42nd Mayor of Louisville
- In office 1933–1937
- Preceded by: William B. Harrison
- Succeeded by: Joseph D. Scholtz

Personal details
- Born: February 17, 1894 Louisville, Kentucky, U.S.
- Died: March 27, 1977 (aged 83) Washington D.C., U.S.
- Resting place: Cave Hill Cemetery Louisville, Kentucky, U.S.
- Political party: Democratic
- Alma mater: Princeton University Harvard Law School
- Occupation: Attorney; law professor; politician;

= Neville Miller (politician) =

American politician (1894–1977)

Neville Miller (February 17, 1894 – March 27, 1977) was mayor of Louisville, Kentucky, from 1933 to 1937.

==Life==
His father, Shackelford Miller, was Chief Justice of the Kentucky Court of Appeals (the highest state appellate court at the time). He was valedictorian of his 1912 class at Louisville Male High School, and earned a bachelor's degree from Princeton University in 1916 and a law degree from Harvard Law School in 1920.

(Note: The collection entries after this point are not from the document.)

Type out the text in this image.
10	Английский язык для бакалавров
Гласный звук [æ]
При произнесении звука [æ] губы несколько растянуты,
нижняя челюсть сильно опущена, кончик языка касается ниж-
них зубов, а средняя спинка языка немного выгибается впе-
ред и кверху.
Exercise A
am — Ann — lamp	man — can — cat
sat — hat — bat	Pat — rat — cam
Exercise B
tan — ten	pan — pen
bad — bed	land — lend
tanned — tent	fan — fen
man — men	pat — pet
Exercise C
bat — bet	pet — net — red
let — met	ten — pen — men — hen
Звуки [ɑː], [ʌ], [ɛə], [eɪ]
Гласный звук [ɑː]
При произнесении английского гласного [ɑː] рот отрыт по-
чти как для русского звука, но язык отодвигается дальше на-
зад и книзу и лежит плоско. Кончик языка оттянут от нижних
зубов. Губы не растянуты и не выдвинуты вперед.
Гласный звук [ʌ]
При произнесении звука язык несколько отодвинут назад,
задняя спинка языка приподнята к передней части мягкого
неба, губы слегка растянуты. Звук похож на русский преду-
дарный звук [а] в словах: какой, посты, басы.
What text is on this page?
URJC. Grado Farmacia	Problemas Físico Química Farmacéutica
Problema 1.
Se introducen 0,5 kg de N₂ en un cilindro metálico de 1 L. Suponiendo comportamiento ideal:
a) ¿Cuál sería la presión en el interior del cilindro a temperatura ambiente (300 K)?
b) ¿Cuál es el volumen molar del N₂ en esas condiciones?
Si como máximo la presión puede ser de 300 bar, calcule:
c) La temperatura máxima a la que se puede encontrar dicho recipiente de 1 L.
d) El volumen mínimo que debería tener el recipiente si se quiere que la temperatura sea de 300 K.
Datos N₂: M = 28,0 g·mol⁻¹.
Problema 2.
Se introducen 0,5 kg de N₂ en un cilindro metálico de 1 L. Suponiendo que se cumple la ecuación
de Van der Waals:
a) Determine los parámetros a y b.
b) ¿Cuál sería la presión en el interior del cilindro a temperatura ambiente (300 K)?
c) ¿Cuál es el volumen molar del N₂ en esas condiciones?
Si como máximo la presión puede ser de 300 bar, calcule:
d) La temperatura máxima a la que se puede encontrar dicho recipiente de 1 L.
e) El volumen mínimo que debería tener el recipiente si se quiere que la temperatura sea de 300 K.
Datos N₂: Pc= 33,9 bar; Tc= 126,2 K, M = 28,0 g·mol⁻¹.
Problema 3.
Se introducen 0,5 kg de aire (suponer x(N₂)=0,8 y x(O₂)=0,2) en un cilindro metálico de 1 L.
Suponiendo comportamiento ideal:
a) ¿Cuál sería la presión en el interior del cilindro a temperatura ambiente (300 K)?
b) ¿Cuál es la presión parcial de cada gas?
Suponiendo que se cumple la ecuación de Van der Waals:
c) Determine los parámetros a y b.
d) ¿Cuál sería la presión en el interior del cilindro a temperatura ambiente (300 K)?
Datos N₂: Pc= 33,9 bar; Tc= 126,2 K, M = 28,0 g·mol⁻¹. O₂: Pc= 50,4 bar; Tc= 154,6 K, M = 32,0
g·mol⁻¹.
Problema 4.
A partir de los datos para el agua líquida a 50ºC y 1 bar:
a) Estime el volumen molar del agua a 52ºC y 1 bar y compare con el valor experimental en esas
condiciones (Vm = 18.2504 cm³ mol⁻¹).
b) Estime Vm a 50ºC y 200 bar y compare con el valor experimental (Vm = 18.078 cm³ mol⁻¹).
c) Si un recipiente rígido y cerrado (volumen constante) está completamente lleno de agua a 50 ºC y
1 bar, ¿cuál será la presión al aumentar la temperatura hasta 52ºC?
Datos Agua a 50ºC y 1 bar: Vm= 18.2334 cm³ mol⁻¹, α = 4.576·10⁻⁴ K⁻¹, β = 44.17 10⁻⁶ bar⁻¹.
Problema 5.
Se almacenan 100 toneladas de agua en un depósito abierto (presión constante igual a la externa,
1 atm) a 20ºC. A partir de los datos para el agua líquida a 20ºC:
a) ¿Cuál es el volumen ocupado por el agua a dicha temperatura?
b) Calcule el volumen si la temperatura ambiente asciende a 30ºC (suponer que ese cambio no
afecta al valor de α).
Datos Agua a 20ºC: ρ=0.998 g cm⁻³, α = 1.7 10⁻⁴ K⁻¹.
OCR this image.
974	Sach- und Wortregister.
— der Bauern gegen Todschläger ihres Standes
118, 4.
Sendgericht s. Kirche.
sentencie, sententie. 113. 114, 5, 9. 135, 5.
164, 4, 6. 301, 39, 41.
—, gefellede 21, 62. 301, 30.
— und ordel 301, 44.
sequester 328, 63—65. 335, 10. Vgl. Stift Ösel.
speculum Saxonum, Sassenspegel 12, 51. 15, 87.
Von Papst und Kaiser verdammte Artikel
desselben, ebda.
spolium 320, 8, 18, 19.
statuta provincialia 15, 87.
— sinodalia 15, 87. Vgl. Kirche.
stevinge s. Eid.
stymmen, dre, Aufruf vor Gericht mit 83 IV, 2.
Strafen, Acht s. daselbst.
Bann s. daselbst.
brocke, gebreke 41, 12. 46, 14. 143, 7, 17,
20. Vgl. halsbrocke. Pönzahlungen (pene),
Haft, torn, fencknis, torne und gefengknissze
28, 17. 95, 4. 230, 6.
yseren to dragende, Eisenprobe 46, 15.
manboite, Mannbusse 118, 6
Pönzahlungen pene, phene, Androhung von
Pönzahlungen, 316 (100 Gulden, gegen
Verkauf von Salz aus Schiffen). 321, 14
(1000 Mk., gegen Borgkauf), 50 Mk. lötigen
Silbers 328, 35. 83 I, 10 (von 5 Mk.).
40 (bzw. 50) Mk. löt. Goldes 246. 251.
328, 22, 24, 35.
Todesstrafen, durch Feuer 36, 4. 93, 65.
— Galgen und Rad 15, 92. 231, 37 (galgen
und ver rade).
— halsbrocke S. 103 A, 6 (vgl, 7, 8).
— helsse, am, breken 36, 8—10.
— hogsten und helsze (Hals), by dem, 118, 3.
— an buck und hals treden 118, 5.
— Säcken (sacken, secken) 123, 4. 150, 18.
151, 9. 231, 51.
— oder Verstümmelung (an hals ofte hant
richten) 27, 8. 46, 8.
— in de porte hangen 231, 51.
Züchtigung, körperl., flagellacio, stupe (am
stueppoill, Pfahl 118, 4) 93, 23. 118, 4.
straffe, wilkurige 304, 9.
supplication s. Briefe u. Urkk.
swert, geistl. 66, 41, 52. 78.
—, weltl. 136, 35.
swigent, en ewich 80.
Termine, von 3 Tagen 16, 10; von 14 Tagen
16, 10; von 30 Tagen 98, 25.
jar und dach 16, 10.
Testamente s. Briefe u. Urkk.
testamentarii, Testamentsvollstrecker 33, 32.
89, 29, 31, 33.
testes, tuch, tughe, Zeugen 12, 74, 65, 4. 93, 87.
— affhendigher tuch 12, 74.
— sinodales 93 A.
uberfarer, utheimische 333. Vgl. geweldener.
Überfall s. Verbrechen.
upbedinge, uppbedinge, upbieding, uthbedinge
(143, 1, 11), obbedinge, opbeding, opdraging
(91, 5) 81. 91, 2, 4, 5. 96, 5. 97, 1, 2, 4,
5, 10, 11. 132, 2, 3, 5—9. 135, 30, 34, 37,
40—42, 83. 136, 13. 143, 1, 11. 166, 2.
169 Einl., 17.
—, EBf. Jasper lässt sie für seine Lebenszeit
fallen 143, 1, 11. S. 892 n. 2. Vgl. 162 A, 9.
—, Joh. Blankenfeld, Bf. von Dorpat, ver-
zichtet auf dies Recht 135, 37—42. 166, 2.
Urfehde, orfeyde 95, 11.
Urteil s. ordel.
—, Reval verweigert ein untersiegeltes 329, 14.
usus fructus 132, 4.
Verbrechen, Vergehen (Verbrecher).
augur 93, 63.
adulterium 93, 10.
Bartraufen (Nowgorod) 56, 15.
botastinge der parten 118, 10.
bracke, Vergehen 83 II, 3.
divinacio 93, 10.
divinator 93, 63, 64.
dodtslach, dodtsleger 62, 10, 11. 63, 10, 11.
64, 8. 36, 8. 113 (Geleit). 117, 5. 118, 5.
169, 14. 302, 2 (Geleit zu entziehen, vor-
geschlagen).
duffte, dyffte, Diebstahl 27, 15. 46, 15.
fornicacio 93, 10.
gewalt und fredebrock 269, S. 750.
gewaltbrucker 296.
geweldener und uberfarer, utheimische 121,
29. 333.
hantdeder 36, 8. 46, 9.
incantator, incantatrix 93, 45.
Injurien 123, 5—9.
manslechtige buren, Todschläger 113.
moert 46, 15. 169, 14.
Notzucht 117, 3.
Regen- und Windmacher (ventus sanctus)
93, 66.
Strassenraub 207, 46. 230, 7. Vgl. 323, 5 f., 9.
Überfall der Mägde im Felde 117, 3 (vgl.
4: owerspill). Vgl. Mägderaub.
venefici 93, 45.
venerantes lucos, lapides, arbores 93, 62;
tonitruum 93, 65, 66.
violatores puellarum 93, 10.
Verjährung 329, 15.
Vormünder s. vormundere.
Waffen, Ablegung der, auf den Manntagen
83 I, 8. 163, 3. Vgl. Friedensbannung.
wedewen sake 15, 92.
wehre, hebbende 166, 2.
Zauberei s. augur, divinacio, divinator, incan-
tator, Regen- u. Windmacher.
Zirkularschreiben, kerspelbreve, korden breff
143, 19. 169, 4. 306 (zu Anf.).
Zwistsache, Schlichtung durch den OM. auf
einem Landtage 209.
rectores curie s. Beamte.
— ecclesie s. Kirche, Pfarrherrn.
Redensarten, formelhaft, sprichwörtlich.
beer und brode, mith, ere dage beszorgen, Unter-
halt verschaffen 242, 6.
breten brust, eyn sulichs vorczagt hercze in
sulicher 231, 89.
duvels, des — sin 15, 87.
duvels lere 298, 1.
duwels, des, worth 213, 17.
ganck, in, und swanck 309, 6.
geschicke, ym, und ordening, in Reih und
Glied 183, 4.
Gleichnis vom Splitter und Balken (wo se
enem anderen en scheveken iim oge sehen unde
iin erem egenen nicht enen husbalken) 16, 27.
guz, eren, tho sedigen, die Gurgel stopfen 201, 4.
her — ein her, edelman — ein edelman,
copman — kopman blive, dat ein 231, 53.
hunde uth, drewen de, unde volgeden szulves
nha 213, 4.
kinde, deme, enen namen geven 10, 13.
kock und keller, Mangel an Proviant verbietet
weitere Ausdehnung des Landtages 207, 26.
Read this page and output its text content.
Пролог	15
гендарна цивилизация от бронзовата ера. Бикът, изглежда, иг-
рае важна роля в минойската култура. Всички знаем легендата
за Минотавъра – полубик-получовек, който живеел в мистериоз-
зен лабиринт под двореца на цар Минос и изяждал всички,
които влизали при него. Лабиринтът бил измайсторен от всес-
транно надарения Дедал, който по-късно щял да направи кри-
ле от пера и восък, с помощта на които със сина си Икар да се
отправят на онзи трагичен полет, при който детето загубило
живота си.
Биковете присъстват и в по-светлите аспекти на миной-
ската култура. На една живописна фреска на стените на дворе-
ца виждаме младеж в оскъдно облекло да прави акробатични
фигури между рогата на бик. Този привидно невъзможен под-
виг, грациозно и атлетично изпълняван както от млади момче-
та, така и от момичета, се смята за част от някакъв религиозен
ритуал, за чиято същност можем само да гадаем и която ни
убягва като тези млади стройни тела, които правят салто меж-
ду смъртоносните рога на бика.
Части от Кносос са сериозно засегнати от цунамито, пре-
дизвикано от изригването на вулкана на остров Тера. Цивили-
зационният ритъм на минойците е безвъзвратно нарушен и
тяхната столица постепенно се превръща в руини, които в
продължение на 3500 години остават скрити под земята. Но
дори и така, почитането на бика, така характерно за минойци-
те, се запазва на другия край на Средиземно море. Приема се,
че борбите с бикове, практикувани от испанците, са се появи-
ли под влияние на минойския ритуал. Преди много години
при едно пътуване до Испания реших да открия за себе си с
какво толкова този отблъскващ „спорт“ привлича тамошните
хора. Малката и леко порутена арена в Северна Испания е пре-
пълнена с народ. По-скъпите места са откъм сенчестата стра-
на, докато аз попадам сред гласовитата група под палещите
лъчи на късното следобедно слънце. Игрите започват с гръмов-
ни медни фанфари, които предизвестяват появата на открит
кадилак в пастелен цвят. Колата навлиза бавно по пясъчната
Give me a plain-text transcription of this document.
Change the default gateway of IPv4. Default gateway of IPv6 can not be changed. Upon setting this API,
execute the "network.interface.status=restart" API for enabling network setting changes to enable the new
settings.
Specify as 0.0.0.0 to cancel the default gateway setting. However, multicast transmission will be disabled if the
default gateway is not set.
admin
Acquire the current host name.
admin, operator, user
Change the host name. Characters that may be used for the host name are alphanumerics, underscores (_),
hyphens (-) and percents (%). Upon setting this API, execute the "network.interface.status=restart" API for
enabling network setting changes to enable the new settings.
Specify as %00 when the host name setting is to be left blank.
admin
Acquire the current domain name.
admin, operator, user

Miller practiced law in Louisville with his father and brother, Shackelford Miller, Jr., in the firm Miller and Miller, and was elected president of the Kentucky Bar Association in 1924. However, he primarily taught law during this time, and became the first dean of the University of Louisville School of Law in 1930. After being active in the party for years, he was narrowly elected mayor as a Democrat in 1933, ending 15 years of Republican dominance of the office.

He led the city during the worst years of the Great Depression and helped reorganize city finances for the changing times. Miller is best known as the "flood mayor" for his leadership during the Ohio River flood of 1937, the worst in the city's history. He directed evacuations and relief efforts and made nationwide appeals for donations and volunteers over the radio.

Due to his use of the radio during the flood crisis, Miller briefly attained some national celebrity and, after a brief stint at Princeton, served as president of the National Association of Broadcasters from 1938 to 1944, spearheading the radio industry's support of the war effort. He practiced communications law in Washington, D.C., from 1945 until his retirement in 1974.

He also served as director of the Louisville Water Company and on the boards of the Louisville Free Public Library, the Park Board and the Civil Service Board.

He was buried in Cave Hill Cemetery.